For Hiko and Rachel, the tourist surge could pose major problems. The pair of desert towns has a combined population of just over 150. The nearest hospital is more than two hours south, in Las Vegas, and the closest gas station is 20 miles from Hiko and 45 from Rachel. County officials expect traffic to grind to a halt and cellphone service to crash when the sheer volume of calls overwhelms the region’s meager communications infrastructure. The Rachel town websitepredicts that Alienstock will turn into “Fyre Fest 2.0” and notes, rather ominously, that “in the absence of law enforcement local land owners will step up to protect their property.”
“There will probably be no water ... because everything’s going to sell out,” said Jon Koenig, the chairman of the Nye County Commission, during a public meeting. “There will be no gas left in the gas stations. No food. Nowhere to go potty.”
Despite all that, Lincoln County has signed off on the events at the Little A’Le’Inn and the Alien Research Center for the same reason high-school administrators host after-prom parties: to control the inevitable, or at least to try. “The county feels like if they didn’t approve the event, it doesn’t matter,” Lee told me. “The people are coming anyway.”

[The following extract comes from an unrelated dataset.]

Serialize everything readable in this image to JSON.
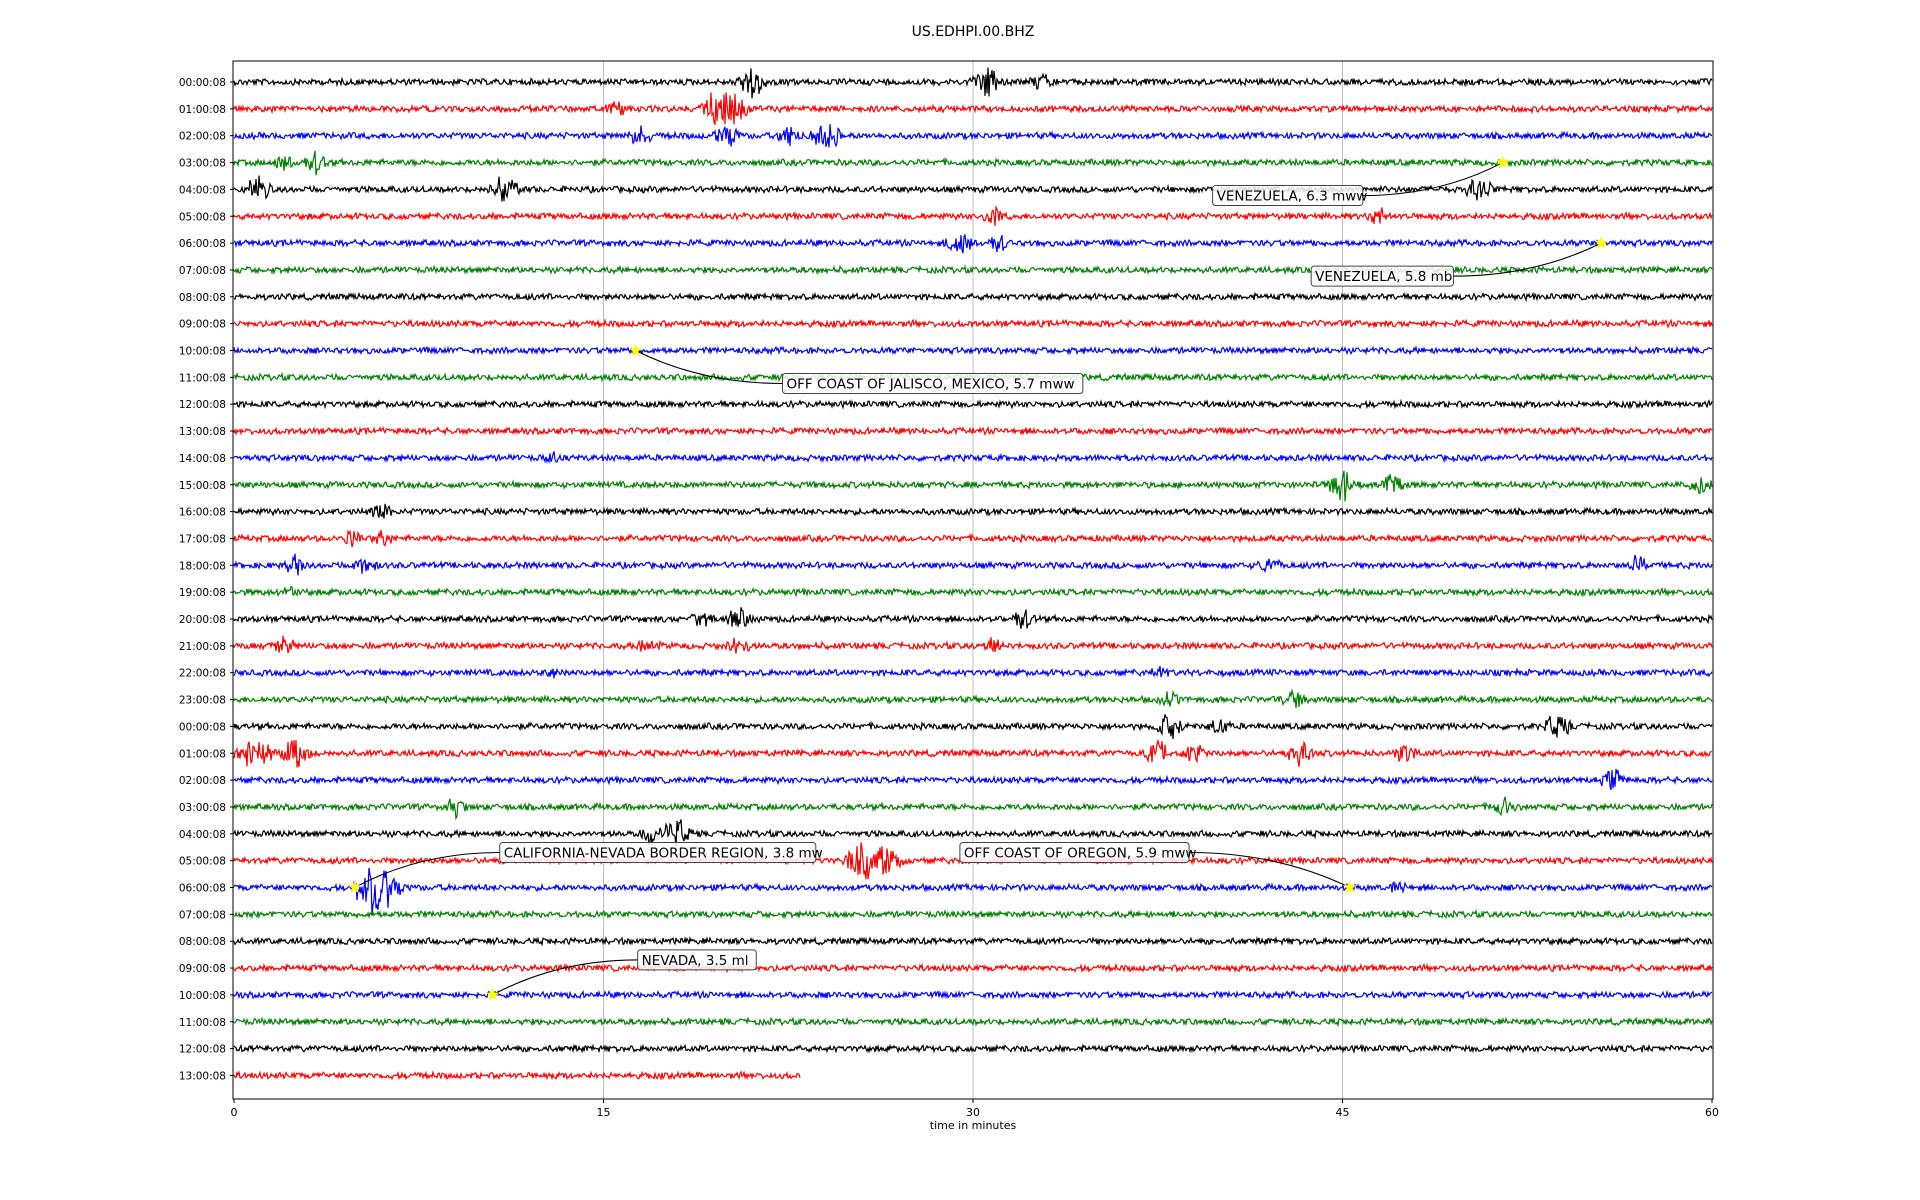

The thing about school-sponsored after-proms is that, one way or another, the high schoolers still end up lying trashed and facedown in the basement of that one kid whose parents are “like, really chill.” Ultimately, all the school can do is hope and prepare; so too Lincoln County, Nevada.
“Maybe they won’t come, maybe all this is for naught, maybe we’ve done all this planning and 500 people come,” Lee said. “But we feel like we can’t be behind the eight ball here. We’ve got to plan ahead for the worst-case scenario.”